The proliferation of the IoT will result in businesses becoming increasingly dependent on the internet and their own data networks to operate – yet another form of risk.
“Network outages could result in significant business interruptions and lead to large losses for businesses. Again, the importance of robust cyber security cannot be understated,” Raynor adds.
The annual cost of cyber crime to the global economy is already estimated to be $400 billion – and is constantly on the rise. According to AIG’s Noel Condon, this is an area that is evolving very quickly, and it makes pricing risk extremely challenging.
“When it comes to cyber insurance, we generally think about hacking and we can take care of that,” Condon says. “But we’re also now receiving more requests for coverage of socially engineered crime. Stories about experienced business people being taken advantage of by criminals playing the long game are on the rise.
“How do you insure for that? These are the type of challenges we’re dealing with. It goes back to the world being more connected than it’s ever been before and people trusting the devices they use.”

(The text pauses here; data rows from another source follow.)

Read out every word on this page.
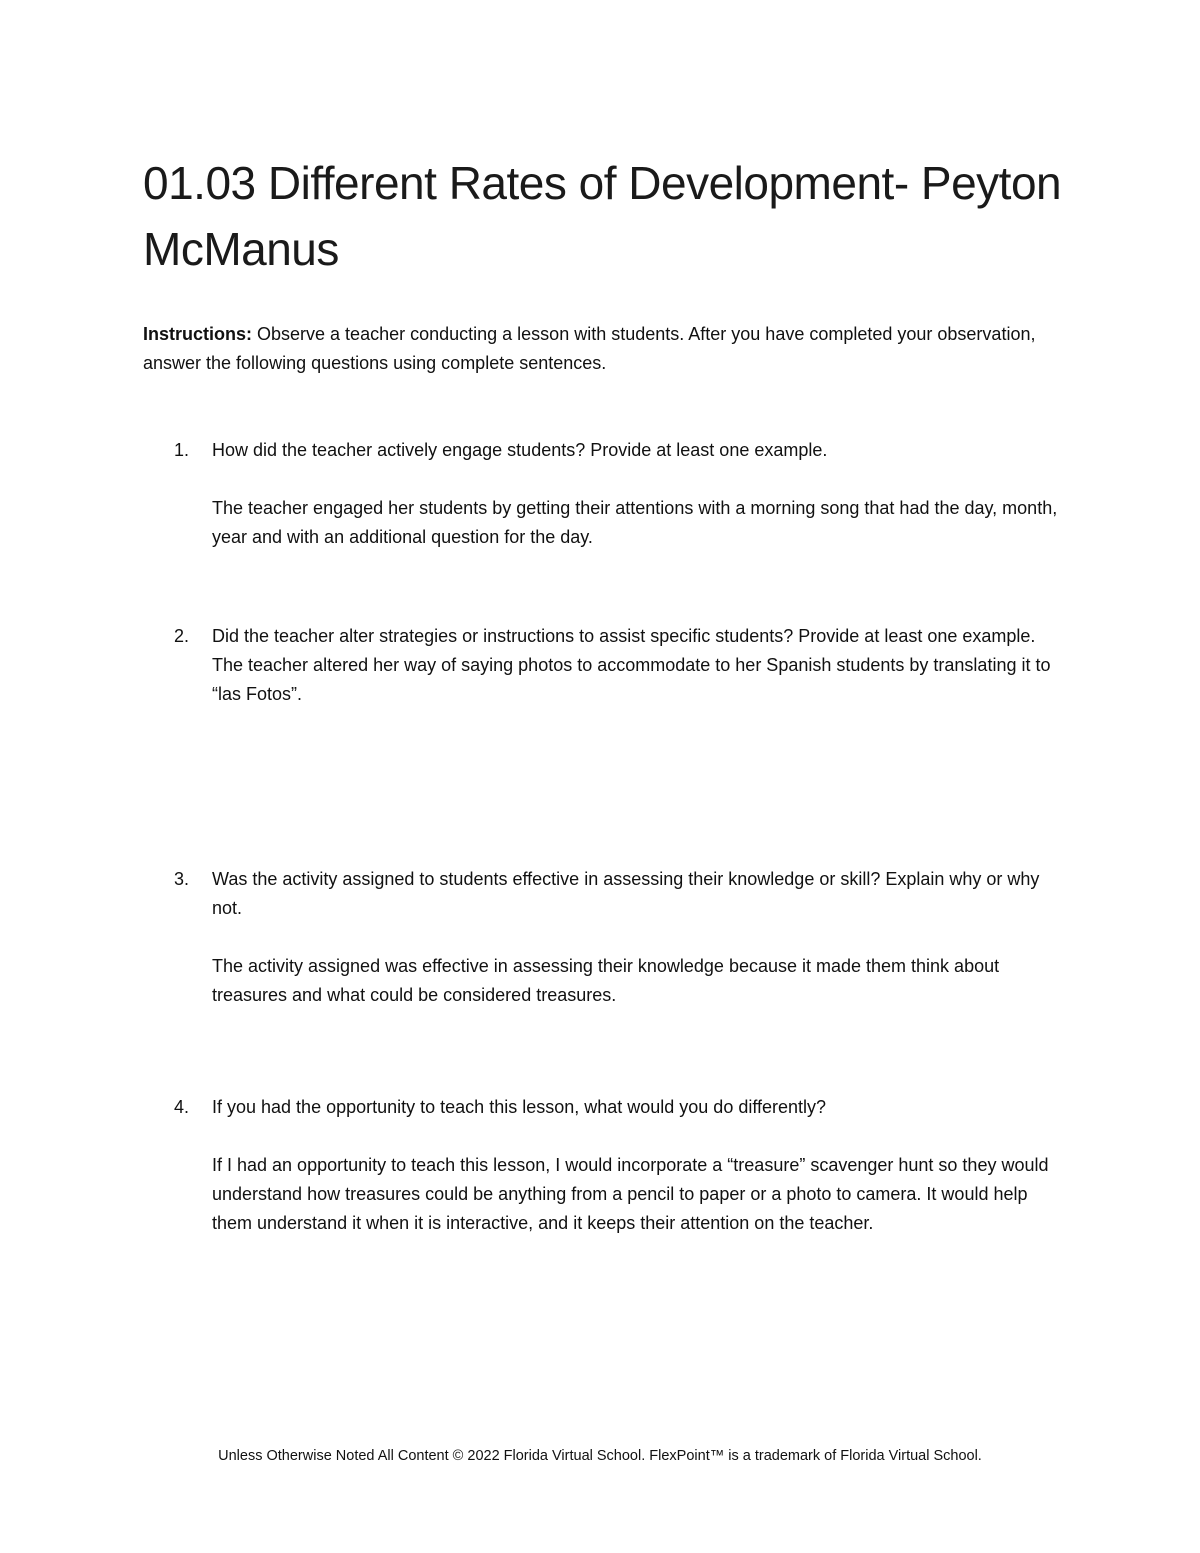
01.03 Different Rates of Development- Peyton McManus

Instructions: Observe a teacher conducting a lesson with students. After you have completed your observation, answer the following questions using complete sentences.

1. How did the teacher actively engage students? Provide at least one example.

The teacher engaged her students by getting their attentions with a morning song that had the day, month, year and with an additional question for the day.

2. Did the teacher alter strategies or instructions to assist specific students? Provide at least one example.

The teacher altered her way of saying photos to accommodate to her Spanish students by translating it to “las Fotos”.

3. Was the activity assigned to students effective in assessing their knowledge or skill? Explain why or why not.

The activity assigned was effective in assessing their knowledge because it made them think about treasures and what could be considered treasures.

4. If you had the opportunity to teach this lesson, what would you do differently?

If I had an opportunity to teach this lesson, I would incorporate a “treasure” scavenger hunt so they would understand how treasures could be anything from a pencil to paper or a photo to camera. It would help them understand it when it is interactive, and it keeps their attention on the teacher.

Unless Otherwise Noted All Content © 2022 Florida Virtual School. FlexPoint™ is a trademark of Florida Virtual School.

Consumers still value expertise and brokers can cut through the ocean of information and deliver the right solution.
And then we’ve got to consider that there will be risks that we haven’t even considered yet.
“Even today the internet is driving businesses such as Uber and Airbnb, which have sprung up from nowhere and changed the landscape,” Allianz’s Sascha Hunt says.
“Was the insurance industry ready to support these new customers? Not really. We are playing catch up, but consumers will want us to be ready to provide them with insurance and manage their claims in the same way they will be living their lives.”
The challenge for the insurance industry is to be ready to deal with this change and recognise that the power lies with the consumer. Sascha Hunt foresees that insurers will need to have closer and more personal relationships with individual customers.
“We will have access to much more detail about their lives, which will make individual risk pricing a much more real thing,” she says. “Brokers will need to think about where they can add value in a more direct digital world. They will need to think about what type of advice a policyholder who is connected to every possible data source might need.”
Even in a world where consumers look to Google for quick answers, Hunt believes there is still a role for brokers. “Consumers still value expertise and brokers can cut through the ocean of information and deliver the right solution,” Hunt says.
The chance for insurers to harness IoT data to provide new ways of providing a better, personal experience for individuals isn’t lost on QBE’s Steve Raynor, either.
“For insurers, doing business relies heavily on the sophisticated modelling of data through actuarial risk analysis, so the information that the IoT will bring represents the Holy Grail for underwriting data,” he says.
“IoT will provide new and exciting ways for our industry to connect and engage with customers and make the process of understanding, communicating and managing risk more intuitive and relevant to customers’ needs. The potential to radically change the experience of our customers in new ways is hugely exciting.”
It’s an exciting time to be alive and it’s an exciting time to be in the insurance business.
The true potential of the IoT for insurance is not yet know, but according to Tego’s Eric Lowenstein, the one unifying theme is opportunity – and data will be the key.
“The future success of the industry lies in whether we can combine traditional underwriting methodologies and adapt the data that the IoT can provide. Smart industry players will be open to the disruption caused by the IoT and adapt to the demands that come from consumers and competition alike,” he says.
Noel Condon of AIG believes the best is yet to come for the industry. “I think people look at the insurance business from a distance and think it’s boring, but we’re enthusiastic about innovating and ready for the challenges that IoT is throwing our way,” he says.
“It’s an exciting time to be alive and it’s an exciting time to be in the insurance business.”